Один раз Женю навещал консул. Но Женя сказал, что визиты его номинальные и что консул ничем не может помочь.
У Жени были родственники в Киеве — он получал передачи. А в передачах — газеты и журналы. Женя был начитанным, и с ним было интересно поговорить. Любил поэзию, а меня подбивал писать стихи, которые правил на свой лад.
Камера стылая, в углу камеры
Лязг железной двери.
Мой сокамерник хуже барина,
В голове моей вши.
Это ему нравилось начало оды «СИЗО СБУ». Видимо, соответствовало режиму, его состоянию души и ситуации, в которой он оказался.
Но ода не получила продолжения, поскольку через две недели и незадолго до Нового года меня перевели в другую камеру. (Жене и Рудольфу дали по семь лет, организатору — двенадцать, девочке — условно. Женя и Рудольф отбывали наказание в Украине и освободились через пять лет по УДО.)
Новая камера снова была двухместной, но в ней стояли три кровати. Две — по левой и правой стенкам под окном. А одна для большего количества свободного места поставлена на бок, под левой стенкой у двери. В этот раз и вещи, и матрас я переносил сам. Мой новый сокамерник помог занести мне их с коридора.
Моего нового сокамерника звали Тарас. Он сказал, что только что отсюда уехал Гогось, с которым он просидел две недели. А потом записался к Петруне и попросил, чтобы Гогося убрали. Помимо того, что этот Гогось свинья, после того как у него закончилась передача (довольно-таки неплохая, добавил Тарас), он научился без ручки открывать окно (ручки были сняты) и начал с улицы в камеру таскать голубей.
— Вся постель у меня была в хлебных крошках, — сказал Тарас, — пол в перьях, а в камере по утрам постоянный сквозняк. Меня просквозило, и я обо всём этом рассказал Петруне.
Я сказал Тарасу, что сидел с Гогосем и что передачу ему принесла моя жена.

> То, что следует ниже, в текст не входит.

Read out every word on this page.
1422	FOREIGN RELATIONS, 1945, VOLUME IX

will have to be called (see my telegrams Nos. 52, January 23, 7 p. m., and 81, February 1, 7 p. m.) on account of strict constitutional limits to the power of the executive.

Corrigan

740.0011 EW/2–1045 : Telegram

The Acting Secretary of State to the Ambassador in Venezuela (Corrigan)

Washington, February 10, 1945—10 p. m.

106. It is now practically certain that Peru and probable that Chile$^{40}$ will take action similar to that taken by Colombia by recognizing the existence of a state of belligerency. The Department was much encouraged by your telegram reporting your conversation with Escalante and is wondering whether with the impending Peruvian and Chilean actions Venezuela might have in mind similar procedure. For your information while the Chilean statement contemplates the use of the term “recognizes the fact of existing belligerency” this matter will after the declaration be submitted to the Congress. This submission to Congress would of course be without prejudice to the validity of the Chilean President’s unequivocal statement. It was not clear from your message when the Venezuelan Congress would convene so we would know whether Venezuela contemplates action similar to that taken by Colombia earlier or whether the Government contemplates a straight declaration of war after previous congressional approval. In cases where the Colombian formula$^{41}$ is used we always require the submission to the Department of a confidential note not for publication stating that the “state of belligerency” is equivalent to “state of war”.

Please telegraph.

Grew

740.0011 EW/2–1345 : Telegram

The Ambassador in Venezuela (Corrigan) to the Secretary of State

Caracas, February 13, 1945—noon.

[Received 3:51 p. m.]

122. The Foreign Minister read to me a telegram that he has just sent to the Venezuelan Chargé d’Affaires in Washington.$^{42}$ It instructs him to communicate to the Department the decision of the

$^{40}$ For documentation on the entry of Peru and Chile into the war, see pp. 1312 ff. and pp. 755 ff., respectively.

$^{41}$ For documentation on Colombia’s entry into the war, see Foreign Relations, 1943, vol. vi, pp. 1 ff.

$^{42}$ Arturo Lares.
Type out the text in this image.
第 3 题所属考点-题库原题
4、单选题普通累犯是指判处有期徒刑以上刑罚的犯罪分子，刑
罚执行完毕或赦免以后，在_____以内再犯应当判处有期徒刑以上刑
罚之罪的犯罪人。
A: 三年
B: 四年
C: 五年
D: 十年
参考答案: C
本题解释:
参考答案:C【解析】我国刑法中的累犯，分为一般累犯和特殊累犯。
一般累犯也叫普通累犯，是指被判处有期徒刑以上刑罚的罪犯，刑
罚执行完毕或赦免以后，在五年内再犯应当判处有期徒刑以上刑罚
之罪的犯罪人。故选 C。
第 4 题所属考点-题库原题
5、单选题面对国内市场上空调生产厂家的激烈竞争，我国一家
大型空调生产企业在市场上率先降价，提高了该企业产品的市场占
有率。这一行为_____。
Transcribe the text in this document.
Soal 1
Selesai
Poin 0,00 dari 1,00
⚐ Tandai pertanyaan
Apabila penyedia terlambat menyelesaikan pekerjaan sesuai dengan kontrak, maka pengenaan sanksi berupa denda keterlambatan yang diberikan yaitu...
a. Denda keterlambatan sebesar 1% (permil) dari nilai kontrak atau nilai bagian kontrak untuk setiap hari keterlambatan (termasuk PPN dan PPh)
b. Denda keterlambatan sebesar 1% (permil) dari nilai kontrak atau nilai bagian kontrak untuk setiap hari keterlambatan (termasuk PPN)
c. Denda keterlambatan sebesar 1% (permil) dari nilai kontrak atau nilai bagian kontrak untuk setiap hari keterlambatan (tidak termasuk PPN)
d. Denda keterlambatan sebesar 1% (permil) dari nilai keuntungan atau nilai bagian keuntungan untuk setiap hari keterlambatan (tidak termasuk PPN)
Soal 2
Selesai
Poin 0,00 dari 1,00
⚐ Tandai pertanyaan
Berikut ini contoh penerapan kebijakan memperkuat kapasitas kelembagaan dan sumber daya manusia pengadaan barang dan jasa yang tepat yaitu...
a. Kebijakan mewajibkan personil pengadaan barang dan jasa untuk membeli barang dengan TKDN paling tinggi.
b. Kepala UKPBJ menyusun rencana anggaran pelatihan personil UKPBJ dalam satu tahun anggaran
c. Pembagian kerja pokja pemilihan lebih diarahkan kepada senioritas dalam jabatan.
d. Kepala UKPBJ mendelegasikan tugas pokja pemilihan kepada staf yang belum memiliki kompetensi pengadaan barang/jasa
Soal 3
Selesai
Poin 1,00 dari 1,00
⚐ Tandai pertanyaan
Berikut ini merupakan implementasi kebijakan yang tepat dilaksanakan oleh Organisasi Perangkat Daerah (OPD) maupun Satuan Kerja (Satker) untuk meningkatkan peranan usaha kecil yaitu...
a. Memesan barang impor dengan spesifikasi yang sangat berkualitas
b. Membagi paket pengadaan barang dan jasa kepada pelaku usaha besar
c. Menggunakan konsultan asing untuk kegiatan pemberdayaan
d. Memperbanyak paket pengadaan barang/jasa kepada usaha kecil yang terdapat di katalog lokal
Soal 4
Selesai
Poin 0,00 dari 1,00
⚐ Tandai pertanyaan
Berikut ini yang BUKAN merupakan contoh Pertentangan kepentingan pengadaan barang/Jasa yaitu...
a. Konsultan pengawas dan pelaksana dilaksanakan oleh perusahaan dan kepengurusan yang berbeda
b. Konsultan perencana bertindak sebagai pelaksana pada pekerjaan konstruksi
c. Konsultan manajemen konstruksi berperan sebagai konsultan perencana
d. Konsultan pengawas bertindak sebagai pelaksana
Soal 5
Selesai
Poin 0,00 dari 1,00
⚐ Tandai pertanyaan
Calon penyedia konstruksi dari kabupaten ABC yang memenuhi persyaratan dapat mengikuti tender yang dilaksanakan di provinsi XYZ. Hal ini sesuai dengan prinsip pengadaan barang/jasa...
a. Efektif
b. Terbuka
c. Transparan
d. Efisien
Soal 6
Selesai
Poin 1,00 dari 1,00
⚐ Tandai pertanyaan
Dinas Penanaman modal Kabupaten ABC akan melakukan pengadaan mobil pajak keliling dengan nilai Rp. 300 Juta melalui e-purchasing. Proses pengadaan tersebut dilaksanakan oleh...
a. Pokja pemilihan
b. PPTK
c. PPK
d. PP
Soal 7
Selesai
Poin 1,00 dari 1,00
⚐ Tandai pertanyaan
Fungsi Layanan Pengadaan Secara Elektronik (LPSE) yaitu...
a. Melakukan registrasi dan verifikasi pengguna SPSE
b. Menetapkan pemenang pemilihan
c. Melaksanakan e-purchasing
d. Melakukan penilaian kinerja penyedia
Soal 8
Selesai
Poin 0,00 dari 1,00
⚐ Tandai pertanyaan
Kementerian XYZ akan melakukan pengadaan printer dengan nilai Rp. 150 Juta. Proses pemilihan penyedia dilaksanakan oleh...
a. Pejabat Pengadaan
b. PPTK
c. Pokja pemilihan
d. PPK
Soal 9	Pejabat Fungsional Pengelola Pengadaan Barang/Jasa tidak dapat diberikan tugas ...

Тарас сказал, что он так и понял, поскольку Гогось говорил ему, что находился в одной камере со мной. И что он, Тарас, слышал обо мне по телевидению. И что я совершенно не такой, каким меня рисуют.
Тарасу — Тарасу Фёдоровичу Бублику — было больше пятидесяти лет. Это был высокий, статный мужчина с угловатым лицом и поседевшими волосами. Он был военным — в звании полковника химико-инженерных войск. Подрывник, прошёл Афганистан, служил там до самого вывода войск. Рассказывал, что привёз оттуда мушкет — трофейный. Что мясо там добывали, привязывая на верёвку буханку хлеба, и с пастбища тащили на минное поле — за ней и шла корова. А с мухами боролись, делая бертолетову соль, только более активную (Тарас сказал, что рецепт не может мне сказать, потому что это тайна, а он давал присягу), раствором пропитывался сахар. И мелкими крупицами, ещё влажным выкладывался на предметы. Когда крупицы подсыхали, от мухи на подлёте оставались только крылья.